Tough for Malaysia to escape middle-income trap


  • Economy
  • Thursday, 01 Oct 2020

PETALING JAYA: Malaysia’s aspiration to enter the league of high-income nations may have become tougher to achieve, owing to the country’s political uncertainty, an ageing population and the government’s diminishing ability to spend.

According to Fitch Solution, the middle-income trap looms large for Malaysia over the next 10 years as average growth is forecast to slow down sharply.

“We forecast an average growth rate of 3.4% (dragged by the likely contraction in 2020 due to the Covid-19 pandemic) over the next decade, compared to an average of 6.4% over the past decade, ” it said in a note.

Fitch Solution attributed the slower growth to extended political uncertainty during Malaysia’s transition away from one-party rule leading to “stalling, even backsliding, reform momentum”.

In addition, it also said that the less favourable demographics and the reduced fiscal space to cushion the economy in times of crisis further weigh on long-term prospects.

“Having exhausted avenues of growth provided by lower-level industrialisation, Malaysia has to upgrade its economy in order to escape the middle-income trap, ” said Fitch Solution.

The research firm pointed out that the country’s political uncertainty in the interim would likely be received negatively by investors.

This would even cause Malaysia to start on the back foot against regional competitors, especially Vietnam, in the race to attract foreign direct investment.

“This is inopportune, given that businesses and countries around the world are accelerating plans to move at least part of their operations out of China in a bid to build more diversified and resilient supply chains, as an answer to the liabilities of relying too much on China exposed by the US-China trade war that began in 2018 and the Covid-19 pandemic in 2020, ” it said.

It is noteworthy that on Sept 23, Datuk Seri Anwar Ibrahim announced that the current Perikatan Nasional government is set to be toppled as he had secured the majority support from MPs to form the next government.
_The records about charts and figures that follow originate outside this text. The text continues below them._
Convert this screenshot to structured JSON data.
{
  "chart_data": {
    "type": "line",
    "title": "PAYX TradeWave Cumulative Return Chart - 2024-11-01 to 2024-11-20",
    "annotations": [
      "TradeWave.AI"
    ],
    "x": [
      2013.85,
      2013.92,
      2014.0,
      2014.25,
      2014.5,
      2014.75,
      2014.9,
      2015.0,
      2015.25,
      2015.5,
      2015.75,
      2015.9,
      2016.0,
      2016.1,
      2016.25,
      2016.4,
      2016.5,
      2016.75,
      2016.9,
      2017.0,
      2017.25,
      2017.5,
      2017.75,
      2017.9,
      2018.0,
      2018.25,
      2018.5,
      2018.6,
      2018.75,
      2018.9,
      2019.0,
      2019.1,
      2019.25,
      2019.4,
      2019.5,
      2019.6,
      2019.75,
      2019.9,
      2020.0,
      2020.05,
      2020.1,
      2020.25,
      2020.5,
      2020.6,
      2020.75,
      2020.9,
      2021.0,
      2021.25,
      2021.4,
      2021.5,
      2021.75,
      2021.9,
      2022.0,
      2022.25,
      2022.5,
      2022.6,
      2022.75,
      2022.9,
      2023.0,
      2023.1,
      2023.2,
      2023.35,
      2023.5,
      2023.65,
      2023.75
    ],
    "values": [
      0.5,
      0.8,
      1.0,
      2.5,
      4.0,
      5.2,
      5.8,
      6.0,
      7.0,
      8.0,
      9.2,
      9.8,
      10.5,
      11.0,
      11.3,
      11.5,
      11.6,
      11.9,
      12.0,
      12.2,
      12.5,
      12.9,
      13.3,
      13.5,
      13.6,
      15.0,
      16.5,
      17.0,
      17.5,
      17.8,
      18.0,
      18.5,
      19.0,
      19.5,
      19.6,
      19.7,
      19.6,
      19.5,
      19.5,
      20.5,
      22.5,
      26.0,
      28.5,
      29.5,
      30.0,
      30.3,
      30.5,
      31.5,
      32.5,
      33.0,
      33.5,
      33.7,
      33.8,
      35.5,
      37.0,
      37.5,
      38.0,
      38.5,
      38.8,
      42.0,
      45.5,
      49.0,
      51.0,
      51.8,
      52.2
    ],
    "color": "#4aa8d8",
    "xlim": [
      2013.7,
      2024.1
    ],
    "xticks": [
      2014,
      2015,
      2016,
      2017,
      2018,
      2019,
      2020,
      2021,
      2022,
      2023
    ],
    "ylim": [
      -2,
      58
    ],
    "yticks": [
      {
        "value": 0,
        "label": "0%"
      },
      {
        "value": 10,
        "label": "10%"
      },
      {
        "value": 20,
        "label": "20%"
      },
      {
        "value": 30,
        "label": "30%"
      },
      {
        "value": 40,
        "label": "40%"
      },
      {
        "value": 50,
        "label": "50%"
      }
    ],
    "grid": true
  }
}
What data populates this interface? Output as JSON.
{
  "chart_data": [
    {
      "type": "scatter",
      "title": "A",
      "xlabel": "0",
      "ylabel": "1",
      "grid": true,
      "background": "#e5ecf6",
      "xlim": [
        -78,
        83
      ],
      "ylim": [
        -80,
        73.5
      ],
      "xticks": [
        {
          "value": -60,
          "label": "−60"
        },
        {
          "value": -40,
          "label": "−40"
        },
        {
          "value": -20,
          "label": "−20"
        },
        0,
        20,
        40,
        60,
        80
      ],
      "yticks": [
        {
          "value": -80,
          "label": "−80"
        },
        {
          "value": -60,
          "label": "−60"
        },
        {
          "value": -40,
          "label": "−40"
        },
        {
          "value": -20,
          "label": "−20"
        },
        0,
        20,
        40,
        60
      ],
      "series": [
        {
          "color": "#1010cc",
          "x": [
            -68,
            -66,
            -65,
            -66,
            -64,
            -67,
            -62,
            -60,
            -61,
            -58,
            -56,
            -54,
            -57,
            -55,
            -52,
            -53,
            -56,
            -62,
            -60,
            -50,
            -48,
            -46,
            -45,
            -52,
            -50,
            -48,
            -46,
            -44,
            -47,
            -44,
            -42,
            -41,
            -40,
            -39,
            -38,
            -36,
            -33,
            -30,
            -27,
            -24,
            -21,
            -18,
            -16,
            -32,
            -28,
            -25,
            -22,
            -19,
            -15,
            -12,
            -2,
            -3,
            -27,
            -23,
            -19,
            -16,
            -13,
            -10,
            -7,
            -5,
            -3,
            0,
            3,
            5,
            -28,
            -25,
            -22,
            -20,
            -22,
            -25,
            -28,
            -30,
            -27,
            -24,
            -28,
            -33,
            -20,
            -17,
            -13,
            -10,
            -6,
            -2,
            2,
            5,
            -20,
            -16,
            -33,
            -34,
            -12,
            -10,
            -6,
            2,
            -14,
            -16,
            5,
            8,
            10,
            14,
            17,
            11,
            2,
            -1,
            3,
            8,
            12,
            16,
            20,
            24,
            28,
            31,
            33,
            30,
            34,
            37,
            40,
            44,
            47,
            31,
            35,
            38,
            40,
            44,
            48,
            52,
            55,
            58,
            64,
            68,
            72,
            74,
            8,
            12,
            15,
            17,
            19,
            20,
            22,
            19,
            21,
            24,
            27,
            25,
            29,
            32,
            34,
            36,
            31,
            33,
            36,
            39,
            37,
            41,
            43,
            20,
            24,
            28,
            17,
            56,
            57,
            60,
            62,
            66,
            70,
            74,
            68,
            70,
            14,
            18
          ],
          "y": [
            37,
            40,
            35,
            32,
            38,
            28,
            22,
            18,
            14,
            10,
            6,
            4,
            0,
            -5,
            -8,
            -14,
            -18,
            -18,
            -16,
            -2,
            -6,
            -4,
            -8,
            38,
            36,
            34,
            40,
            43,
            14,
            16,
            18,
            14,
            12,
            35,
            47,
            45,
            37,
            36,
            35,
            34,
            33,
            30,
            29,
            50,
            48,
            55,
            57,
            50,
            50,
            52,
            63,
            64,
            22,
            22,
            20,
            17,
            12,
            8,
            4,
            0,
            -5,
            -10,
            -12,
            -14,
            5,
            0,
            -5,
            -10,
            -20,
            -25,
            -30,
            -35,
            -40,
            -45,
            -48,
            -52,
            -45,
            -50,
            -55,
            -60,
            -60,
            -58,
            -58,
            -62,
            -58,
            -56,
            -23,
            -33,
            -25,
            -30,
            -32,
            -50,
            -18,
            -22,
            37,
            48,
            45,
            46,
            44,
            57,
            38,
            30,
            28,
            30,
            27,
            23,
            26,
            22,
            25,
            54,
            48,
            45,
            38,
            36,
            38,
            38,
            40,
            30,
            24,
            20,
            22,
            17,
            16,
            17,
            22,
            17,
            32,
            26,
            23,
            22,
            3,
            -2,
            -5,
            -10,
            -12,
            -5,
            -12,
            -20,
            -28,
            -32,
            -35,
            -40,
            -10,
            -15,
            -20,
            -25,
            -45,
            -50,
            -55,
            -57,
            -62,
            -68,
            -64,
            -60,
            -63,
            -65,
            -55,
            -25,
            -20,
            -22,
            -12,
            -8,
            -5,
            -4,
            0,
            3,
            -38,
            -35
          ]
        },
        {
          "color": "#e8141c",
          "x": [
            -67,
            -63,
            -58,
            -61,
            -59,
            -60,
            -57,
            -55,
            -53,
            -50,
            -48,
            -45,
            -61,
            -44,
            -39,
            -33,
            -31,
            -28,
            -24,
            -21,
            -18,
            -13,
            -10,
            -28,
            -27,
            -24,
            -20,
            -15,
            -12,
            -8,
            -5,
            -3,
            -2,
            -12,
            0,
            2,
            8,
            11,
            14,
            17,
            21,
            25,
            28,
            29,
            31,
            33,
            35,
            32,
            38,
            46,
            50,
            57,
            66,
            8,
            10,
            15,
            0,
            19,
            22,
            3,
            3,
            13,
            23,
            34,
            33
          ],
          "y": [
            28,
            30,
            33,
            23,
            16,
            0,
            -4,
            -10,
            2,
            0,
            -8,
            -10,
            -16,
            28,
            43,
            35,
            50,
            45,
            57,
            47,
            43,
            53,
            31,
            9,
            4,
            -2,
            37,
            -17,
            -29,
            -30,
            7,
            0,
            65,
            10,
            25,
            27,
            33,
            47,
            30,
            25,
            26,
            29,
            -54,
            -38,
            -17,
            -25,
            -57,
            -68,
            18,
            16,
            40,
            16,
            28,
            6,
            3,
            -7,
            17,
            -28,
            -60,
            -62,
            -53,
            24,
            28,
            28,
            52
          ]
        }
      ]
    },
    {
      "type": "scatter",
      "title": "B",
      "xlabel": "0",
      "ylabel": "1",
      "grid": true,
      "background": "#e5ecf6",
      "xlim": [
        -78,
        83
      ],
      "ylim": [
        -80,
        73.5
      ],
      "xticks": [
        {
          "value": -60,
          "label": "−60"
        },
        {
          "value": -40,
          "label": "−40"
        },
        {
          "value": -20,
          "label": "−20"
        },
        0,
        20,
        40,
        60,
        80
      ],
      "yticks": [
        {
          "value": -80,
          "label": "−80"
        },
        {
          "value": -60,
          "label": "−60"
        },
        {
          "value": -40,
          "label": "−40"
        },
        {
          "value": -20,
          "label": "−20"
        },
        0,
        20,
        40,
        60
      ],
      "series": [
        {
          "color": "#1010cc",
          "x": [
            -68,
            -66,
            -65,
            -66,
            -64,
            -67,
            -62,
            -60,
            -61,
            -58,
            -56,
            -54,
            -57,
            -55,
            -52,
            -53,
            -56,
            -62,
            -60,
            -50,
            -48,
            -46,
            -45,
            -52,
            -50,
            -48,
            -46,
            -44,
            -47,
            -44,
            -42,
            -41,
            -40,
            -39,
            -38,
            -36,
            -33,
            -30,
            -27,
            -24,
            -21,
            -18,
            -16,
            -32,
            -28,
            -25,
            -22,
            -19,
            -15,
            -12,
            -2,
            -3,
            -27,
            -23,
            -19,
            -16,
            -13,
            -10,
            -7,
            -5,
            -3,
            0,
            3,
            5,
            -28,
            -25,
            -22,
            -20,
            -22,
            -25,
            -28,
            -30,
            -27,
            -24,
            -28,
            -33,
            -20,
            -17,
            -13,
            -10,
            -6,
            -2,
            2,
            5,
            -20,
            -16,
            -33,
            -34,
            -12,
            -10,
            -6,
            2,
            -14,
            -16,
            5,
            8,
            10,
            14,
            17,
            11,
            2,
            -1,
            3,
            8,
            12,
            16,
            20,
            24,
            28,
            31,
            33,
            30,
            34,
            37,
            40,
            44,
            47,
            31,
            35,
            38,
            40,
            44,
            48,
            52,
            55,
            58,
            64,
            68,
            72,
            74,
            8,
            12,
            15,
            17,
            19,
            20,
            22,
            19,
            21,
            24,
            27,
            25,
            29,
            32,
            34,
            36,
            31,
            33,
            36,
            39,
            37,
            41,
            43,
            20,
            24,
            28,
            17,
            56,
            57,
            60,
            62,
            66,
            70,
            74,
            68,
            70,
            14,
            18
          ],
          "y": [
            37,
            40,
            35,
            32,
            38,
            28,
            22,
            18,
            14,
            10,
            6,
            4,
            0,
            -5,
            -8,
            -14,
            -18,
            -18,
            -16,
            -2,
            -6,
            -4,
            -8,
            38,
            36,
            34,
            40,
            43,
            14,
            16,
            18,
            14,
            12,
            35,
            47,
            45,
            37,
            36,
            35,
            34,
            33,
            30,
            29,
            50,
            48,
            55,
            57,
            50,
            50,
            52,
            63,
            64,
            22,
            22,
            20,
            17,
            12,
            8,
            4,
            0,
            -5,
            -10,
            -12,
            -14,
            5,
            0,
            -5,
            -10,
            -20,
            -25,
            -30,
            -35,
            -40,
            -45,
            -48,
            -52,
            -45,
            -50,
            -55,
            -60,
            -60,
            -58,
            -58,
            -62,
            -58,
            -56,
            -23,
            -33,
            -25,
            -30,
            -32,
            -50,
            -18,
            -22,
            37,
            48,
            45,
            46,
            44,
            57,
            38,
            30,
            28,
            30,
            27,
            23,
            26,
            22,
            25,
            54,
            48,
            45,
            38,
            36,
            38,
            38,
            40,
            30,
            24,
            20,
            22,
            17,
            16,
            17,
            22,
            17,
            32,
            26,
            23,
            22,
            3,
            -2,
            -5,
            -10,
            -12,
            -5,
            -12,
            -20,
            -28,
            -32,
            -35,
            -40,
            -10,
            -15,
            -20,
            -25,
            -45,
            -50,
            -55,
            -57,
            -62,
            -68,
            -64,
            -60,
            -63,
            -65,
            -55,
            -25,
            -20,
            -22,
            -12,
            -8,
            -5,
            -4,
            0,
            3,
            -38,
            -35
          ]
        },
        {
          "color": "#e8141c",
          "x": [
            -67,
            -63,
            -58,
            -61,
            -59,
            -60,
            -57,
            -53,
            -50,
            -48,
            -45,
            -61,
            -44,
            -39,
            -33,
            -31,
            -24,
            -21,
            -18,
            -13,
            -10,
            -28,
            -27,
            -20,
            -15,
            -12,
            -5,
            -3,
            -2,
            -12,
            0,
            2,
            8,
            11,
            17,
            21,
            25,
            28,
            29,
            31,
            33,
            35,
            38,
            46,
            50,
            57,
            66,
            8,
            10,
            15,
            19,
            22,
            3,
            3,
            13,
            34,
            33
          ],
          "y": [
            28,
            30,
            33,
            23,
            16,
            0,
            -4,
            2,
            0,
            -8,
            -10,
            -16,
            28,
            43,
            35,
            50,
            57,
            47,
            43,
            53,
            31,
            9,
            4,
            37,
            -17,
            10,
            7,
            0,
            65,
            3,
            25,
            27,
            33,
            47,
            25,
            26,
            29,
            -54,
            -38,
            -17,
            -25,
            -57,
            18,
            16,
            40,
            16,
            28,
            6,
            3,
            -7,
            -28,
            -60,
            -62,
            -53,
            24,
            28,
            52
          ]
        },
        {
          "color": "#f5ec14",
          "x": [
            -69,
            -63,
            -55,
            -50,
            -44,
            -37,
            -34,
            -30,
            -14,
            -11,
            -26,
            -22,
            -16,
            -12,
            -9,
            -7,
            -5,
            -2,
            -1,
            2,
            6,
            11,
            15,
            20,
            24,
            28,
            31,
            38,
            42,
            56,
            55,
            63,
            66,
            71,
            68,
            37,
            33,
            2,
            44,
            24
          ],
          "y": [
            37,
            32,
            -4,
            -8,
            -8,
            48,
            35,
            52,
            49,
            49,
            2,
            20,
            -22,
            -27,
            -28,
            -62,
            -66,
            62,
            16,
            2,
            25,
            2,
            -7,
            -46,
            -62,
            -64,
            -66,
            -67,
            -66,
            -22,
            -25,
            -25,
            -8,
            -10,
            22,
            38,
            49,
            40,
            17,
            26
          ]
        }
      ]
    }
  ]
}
However, he stopped short of revealing the numbers.

An economist told StarBiz that the rife political uncertainty did have a significant impact on investor sentiment, particularly among foreign investors, as well as the economic growth.

“However, it should be noted that while Malaysia has seen the federal government change twice in the past two years, the policy direction remains largely similar.

“This is the most important factor. While the implementation may differ, the policy direction should not change significantly. A stable and visionary policy direction will help to retain investor sentiment even if governments change, ” he said in response to Fitch Solution’s view that political uncertainty may drag down economic growth.

Meanwhile, Socio-Economic Research Centre executive director Lee Heng Guie said that macroeconomic and political stability are essential to ensure a sustainable economic expansion path.

“Policy continuity and meaningful reforms, whether a gradual approach or Big Bang, should take priority to shore up confidence and economic sustainability.

“Good sense and strong political will must prevail to reset our national development agenda based on needs, irrespective of race, while priority must be given to protect the most vulnerable groups.

“Attempts at reforming are often stymied by the ubiquitous ‘vested interests’. If it is the case that only a crisis will stimulate reform, then now would be the time to expect something different and for those vested interests to be faced down, ” he said.

In order to accelerate Malaysia’s growth, Lee opined that the government must look at opportunities that capitalise on the country’s strengths and comparative advantages.

“There are ongoing challenges and issues as well as new dimensions (due to the Covid-19) that require the policymakers to make bold reforms and implement quick actions to ensure a sustainable and inclusive economic expansion targeting at an average growth of 4% to 5% per annum over the medium term, ” he said.